Cheyletiella ofwel schilfermijt is een relatief grote  mijt die in de vacht leeft. We zien de mijt vooral bij honden, katten en konijnen. Binnen dezelfde diersoort is het zeer besmettelijk, maar af en toe ziet men ook besmetting van andere diersoorten.

Bij de mens kan het een huidreactie geven op plaatsen waar het dier vastgehouden wordt, zoals de armen, de romp, de dijen en de buik. Verschijnselen bij  dieren zijn kaalheid, losse haren, schilfering en nauwelijks of geen jeuk. Door de plakbandmethode of een huidafkrabsel kan de mijt onder de microscoop gezien worden.

Cheyletiella  is goed te behandelen met een pipetje (bv selamectine) dat op de huid wordt aangebracht . Ook de omgeving moet goed worden schoongemaakt Contactpersonen hoeven niet behandeld te worden, hun klachten verdwijnen vanzelf.


Sarcoptes

Deze aandoening is beter bekend onder de naam schurft of Scabiës. Dit zijn microscopisch kleine mijtjes die zich in de huid graven. Er zijn verschillende soorten schurftmijten die redelijk soortspecifiek zijn. De mijten worden in Nederland vooral vaak gevonden bij (zwerf)honden die uit het buitenland komen.
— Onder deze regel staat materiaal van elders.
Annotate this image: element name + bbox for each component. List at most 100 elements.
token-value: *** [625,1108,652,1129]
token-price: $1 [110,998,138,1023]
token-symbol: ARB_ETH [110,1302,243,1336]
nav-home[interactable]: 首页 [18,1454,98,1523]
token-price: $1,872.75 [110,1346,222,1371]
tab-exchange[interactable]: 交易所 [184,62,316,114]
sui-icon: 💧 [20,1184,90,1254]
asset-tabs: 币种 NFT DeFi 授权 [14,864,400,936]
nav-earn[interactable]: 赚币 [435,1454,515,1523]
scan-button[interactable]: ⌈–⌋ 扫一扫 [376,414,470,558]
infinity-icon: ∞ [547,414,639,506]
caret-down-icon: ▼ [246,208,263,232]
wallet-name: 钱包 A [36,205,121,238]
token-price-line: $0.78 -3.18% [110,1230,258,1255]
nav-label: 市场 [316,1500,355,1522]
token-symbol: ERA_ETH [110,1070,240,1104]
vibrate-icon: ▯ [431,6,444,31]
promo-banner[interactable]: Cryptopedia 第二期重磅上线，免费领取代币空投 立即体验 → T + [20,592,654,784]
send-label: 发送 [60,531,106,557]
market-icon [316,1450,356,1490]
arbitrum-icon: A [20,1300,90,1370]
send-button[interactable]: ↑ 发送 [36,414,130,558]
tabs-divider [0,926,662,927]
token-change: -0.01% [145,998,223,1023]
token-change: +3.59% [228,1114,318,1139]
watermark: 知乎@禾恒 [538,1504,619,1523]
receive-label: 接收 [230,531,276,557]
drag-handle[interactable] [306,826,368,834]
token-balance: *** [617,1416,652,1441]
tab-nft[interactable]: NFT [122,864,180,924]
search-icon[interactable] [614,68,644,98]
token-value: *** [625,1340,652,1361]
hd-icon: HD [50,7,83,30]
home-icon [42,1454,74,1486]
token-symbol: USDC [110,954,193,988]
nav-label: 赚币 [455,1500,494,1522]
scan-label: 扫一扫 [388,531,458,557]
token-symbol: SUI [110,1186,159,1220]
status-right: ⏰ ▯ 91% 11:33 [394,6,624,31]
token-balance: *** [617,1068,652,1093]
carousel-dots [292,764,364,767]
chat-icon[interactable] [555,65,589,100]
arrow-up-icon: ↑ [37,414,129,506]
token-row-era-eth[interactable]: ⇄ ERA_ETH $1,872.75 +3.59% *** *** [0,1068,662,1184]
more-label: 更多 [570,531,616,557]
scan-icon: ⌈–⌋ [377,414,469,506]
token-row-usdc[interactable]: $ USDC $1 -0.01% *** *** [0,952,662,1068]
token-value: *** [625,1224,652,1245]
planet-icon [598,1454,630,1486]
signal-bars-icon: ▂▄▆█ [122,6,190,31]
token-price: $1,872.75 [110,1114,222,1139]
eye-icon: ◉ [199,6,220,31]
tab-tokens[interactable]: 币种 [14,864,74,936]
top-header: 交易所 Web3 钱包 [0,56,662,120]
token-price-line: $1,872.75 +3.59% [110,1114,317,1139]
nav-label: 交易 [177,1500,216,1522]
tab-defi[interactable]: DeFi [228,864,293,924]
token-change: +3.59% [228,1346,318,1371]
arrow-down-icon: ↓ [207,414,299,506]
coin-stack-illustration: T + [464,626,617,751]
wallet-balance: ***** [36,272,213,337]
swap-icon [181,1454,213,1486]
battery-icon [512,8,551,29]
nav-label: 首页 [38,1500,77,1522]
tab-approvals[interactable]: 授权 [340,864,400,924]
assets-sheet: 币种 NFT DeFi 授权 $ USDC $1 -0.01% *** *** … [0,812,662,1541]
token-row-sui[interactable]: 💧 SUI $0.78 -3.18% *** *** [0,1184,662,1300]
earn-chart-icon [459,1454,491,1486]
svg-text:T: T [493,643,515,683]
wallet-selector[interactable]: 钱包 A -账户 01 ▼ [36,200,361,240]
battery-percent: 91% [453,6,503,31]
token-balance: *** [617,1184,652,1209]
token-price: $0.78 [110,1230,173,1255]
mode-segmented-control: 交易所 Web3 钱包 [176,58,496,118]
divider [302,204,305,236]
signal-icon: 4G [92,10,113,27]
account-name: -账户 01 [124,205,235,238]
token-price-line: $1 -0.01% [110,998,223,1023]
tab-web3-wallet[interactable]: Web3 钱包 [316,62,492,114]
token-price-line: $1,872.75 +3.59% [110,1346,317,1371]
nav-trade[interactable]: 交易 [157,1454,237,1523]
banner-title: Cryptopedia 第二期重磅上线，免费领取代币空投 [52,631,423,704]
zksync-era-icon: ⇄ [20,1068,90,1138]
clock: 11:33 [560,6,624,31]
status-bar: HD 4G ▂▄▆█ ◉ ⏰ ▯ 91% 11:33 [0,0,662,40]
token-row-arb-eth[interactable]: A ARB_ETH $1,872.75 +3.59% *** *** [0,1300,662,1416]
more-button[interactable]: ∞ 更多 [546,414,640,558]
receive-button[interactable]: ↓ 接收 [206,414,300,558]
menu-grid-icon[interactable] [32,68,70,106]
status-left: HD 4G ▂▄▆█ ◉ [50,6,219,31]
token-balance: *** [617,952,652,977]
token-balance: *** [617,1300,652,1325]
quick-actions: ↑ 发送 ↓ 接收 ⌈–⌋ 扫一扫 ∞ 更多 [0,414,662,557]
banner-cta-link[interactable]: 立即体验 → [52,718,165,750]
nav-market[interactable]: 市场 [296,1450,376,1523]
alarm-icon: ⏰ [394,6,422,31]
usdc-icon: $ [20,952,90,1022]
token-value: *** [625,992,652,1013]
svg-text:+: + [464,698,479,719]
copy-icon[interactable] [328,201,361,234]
De mijt veroorzaakt heftige jeuk, rode vlekken en pukkeltjes. Bij de hond is dit vooral op de buik, de oren en de zijkanten van de voor- en achterpoten. Secundaire bacteriële infecties komen vaak voor. Bij de kat en het konijn begint het aan de randen van de oorschelpen en verspreidt zich over het lichaam. Als de mijt soortspecifiek is, waarom staat hij dan toch bij de zoönosen? Het blijkt dat bij intensief contact de mijt toch tijdelijk over kan gaan op mensen. Hier blijft de mijt nog enige tijd in leven enna enkele weken ontstaan dan ook bij mensen pukkeltjes en jeuk.
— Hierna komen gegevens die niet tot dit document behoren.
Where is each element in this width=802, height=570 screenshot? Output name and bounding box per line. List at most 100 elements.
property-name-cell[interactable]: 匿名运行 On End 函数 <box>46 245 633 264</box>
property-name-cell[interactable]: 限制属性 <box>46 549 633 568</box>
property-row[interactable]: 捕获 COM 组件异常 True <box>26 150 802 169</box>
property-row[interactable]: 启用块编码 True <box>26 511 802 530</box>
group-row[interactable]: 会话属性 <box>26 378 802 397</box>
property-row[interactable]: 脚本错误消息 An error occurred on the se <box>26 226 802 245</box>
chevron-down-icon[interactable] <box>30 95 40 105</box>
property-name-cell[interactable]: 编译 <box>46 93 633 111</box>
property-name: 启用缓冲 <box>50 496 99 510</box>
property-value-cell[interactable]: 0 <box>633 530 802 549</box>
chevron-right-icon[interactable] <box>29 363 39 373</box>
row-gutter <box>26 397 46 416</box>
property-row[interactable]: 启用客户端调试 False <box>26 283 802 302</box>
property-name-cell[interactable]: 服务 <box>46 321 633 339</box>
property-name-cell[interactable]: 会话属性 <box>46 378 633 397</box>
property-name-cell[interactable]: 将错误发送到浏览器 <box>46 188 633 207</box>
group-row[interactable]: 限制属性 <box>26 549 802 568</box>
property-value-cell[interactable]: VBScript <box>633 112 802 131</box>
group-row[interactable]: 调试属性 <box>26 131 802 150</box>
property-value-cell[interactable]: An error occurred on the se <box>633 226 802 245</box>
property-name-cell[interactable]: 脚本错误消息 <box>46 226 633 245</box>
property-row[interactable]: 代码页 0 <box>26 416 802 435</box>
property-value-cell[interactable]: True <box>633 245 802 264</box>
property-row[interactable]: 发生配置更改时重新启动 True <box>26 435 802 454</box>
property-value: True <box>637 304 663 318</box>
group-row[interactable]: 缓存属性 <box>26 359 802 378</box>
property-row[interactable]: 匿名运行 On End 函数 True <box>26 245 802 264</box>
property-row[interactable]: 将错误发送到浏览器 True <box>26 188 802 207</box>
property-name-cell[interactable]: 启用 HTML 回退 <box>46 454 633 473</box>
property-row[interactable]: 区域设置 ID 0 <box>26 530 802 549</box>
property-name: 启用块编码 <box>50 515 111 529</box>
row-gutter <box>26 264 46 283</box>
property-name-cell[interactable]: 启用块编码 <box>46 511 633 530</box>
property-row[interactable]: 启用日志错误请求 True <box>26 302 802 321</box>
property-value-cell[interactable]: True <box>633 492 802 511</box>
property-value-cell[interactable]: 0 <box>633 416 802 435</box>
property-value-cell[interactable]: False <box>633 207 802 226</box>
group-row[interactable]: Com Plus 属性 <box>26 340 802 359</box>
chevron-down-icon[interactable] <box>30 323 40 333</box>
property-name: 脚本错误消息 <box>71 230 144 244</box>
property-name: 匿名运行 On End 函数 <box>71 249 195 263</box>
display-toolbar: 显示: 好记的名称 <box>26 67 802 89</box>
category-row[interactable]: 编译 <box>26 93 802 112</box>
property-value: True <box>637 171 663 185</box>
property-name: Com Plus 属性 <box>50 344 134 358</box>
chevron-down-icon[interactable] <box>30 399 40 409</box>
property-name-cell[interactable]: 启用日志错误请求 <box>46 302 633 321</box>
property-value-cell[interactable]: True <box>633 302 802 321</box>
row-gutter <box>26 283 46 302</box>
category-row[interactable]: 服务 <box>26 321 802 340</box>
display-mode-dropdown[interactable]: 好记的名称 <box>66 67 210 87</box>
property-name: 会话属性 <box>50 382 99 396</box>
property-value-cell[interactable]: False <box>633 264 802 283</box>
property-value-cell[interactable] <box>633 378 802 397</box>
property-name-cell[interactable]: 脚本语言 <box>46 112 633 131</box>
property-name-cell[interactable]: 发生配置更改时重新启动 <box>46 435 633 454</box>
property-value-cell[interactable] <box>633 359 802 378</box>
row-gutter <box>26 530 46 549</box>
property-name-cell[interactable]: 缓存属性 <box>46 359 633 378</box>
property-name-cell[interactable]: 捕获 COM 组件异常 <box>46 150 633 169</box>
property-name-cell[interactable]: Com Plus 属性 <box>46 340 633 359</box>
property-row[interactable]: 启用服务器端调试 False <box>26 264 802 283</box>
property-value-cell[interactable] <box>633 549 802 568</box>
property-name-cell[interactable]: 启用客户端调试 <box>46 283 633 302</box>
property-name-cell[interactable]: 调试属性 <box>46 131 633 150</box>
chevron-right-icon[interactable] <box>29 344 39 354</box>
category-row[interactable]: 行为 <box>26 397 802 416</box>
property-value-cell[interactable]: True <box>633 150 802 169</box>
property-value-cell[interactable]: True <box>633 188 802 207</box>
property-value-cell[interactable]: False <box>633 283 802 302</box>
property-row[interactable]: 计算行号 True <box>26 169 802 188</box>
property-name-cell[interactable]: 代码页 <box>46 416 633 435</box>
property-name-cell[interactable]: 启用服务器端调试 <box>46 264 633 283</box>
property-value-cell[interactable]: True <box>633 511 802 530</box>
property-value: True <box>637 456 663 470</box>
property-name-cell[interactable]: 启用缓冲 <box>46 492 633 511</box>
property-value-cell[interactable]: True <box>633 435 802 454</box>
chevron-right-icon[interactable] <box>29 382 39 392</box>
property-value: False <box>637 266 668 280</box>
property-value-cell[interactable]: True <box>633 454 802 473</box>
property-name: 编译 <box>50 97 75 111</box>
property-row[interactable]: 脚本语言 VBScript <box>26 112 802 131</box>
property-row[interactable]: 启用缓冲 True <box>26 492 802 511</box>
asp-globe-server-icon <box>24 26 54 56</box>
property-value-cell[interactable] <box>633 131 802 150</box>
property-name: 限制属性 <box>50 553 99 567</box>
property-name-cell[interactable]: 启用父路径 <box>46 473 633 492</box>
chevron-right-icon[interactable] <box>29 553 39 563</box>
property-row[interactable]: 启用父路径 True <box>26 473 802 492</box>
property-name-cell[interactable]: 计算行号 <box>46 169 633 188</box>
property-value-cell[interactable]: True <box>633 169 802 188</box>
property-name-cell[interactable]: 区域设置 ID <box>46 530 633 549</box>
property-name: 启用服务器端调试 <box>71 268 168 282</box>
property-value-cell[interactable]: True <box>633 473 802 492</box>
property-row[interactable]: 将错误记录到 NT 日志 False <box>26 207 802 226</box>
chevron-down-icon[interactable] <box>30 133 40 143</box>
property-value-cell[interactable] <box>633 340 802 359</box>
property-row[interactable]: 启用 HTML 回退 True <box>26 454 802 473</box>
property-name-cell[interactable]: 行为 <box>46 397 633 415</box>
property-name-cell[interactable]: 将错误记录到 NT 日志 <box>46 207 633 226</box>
De mijten kunnen worden opgespoord door middel van microscopisch onderzoek van enkele diepe huidafkrabsels, maar de kans dat de parasiet gevonden wordt is niet erg groot. Er bestaat ook een bloedonderzoek, de uitslag is echter pas vijf weken na infectie betrouwbaar. Vaak wordt de diagnose gesteld aan de hand van een goede reactie op de behandeling.

Scabies is goed te behandelen met bijvoorbeeld selamectine in een pipet die op de huid wordt aangebracht. Wanneer het dier  tegen schurft wordt behandeld,  verdwijnen de klachten bij de mens vanzelf.